Воскресенье, 12 мая, 1816 год

2

– Она просыпается, – объявляет голос, стоит мне только с трудом открыть глаза. – Она весь день проспала, доктор.

Я лежу на кровати, до самой шеи укрытая простыней.

– Никаких телесных повреждений я не вижу, жара тоже нет – я бы сказал, что это простая слабость. Велите подать хороший обед, и ей во мгновение ока станет лучше, – подтверждает серьезный на вид лысый мужчина с парой круглых очков на носу.

Наверное, меня отвезли в больницу.

– Послушайте, доктор, мне гораздо лучше, – звонко объявляю я. – Вы не поверите, но мне приснился такой нелепый сон, я оказалась в Лондоне, в тысяча восемьсот шестнадцатом году: там были экипажи, лошади… и никакого Биг-Бена!

Доктор качает головой:

– Возможно, я пропишу вам еще и тоник. У вас классический случай голодания перед дебютом: каждую неделю я вижу с десяток барышень, которые почти отказываются от еды перед своим первым выходом в свет.

Дебют? Выход в свет? Я резко сажусь и тут же вижу, что комната, в которой нахожусь, совсем не похожа на больничную палату: стены задрапированы роскошными тканями в лавандовых, белых и золотистых тонах, мебель тоже украшена изысканной резьбой. Вокруг кровати с балдахином стоят, помимо доктора, женщина лет за пятьдесят с озабоченным лицом и молодой человек, на вид едва ли старше меня, высокий, худощавый, с копной растрепанных светлых волос, который явно посмеивается в усы.

Все лица мне знакомы, хотя ни одного из них я в жизни не встречала.

– О боже! – восклицаю я и падаю обратно на подушки. Молодой человек ободряюще хлопает меня по руке:

– Ну и напугала ты нас, кузина! Тебя принесли без чувств, обмякшую, как пустой мешок.

– Арчи? – едва слышно говорю я.

– С ней все в порядке, доктор, видите, она меня узнает, – объявляет он, а потом указывает на женщину у изножья кровати: – А это…

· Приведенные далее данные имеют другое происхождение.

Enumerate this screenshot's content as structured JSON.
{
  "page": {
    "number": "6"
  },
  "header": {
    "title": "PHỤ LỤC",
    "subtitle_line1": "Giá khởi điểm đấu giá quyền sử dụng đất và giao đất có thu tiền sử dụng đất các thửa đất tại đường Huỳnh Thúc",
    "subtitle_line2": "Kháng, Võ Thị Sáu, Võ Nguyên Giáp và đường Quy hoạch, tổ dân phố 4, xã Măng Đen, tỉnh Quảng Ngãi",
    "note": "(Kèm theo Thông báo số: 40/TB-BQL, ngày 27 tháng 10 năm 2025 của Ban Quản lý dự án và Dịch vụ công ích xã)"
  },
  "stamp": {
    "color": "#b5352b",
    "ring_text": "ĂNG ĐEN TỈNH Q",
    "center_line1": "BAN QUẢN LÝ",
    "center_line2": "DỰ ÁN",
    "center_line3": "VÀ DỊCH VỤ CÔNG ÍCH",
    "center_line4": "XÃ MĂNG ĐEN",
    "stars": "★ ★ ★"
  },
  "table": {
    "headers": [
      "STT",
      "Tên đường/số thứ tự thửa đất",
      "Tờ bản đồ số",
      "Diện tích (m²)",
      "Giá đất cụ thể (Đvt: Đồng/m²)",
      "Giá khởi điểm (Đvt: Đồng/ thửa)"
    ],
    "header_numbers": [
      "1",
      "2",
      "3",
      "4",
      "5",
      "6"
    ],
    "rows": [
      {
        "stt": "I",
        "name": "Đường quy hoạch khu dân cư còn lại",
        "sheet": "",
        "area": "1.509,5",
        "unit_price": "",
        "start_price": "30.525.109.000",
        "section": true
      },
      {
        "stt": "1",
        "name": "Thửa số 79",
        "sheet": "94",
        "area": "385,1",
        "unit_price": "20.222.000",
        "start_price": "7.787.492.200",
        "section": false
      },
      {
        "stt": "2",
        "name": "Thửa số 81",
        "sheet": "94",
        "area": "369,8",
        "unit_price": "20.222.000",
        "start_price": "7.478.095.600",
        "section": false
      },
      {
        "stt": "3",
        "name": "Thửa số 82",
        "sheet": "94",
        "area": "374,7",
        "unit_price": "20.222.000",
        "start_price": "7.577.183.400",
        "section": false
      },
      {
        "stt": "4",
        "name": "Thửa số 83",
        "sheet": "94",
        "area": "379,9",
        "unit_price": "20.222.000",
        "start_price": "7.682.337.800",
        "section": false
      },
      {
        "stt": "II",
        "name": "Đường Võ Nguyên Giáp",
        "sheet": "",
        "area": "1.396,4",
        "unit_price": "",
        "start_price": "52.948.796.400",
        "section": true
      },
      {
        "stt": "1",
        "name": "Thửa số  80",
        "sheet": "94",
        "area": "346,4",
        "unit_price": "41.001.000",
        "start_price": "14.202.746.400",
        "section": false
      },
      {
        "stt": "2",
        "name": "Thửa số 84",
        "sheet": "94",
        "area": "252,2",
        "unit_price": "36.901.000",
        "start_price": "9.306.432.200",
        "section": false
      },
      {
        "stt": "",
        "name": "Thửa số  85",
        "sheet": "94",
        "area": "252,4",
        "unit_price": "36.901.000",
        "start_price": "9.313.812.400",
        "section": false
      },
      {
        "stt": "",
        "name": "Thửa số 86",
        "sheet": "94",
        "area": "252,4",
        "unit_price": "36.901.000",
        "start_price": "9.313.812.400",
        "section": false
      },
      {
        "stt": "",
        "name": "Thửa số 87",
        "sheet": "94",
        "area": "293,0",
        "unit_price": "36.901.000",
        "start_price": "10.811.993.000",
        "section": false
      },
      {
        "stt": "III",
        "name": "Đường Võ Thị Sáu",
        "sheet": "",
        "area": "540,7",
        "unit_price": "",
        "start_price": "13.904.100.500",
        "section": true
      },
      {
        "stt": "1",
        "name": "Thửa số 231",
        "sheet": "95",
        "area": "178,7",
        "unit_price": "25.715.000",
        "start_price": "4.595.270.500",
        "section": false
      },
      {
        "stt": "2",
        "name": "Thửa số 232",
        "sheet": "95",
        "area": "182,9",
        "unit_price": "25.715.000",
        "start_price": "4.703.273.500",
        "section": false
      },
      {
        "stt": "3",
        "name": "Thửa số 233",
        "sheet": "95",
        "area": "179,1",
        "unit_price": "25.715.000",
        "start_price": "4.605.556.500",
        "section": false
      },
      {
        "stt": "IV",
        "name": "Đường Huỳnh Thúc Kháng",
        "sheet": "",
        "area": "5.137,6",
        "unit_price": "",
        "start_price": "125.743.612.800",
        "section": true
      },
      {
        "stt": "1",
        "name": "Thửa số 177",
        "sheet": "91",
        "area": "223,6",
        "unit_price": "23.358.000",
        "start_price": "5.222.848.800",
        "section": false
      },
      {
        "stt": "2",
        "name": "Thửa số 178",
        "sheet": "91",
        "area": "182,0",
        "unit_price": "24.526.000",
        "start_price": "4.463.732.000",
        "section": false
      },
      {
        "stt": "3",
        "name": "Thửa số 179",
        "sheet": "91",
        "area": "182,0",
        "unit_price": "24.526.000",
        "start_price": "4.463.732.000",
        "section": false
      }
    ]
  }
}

– Тетя… – Я медлю. Это может быть только она. – Кальпурния?

– Убедились? Все у Ребекки хорошо с головой.

– Но, доктор Уинслоу, – возражает тетя, – Ребекка отнюдь не голодает, она ест все подряд и так, что мне нередко приходится ее останавливать и напоминать, как вести себя за столом!

– В чем Ребекка себя не ограничивает, так это в еде, – скорее уж в сне, учитывая, что читает она ночи напролет, – насмешливо сообщает Арчи.

Доктор Уинслоу неодобрительно качает головой:

– Чтение – не лучшее занятие для юных леди. Их неокрепшие умы не выносят такой нагрузки и концентрации, а некоторые внушения и вовсе могут вызвать воспаление мозга.

– Что вообще за чушь! – возмущенно восклицаю я. – Вы где, черт побери, учились?! В какой-нибудь группе любителей заговоров в интернете?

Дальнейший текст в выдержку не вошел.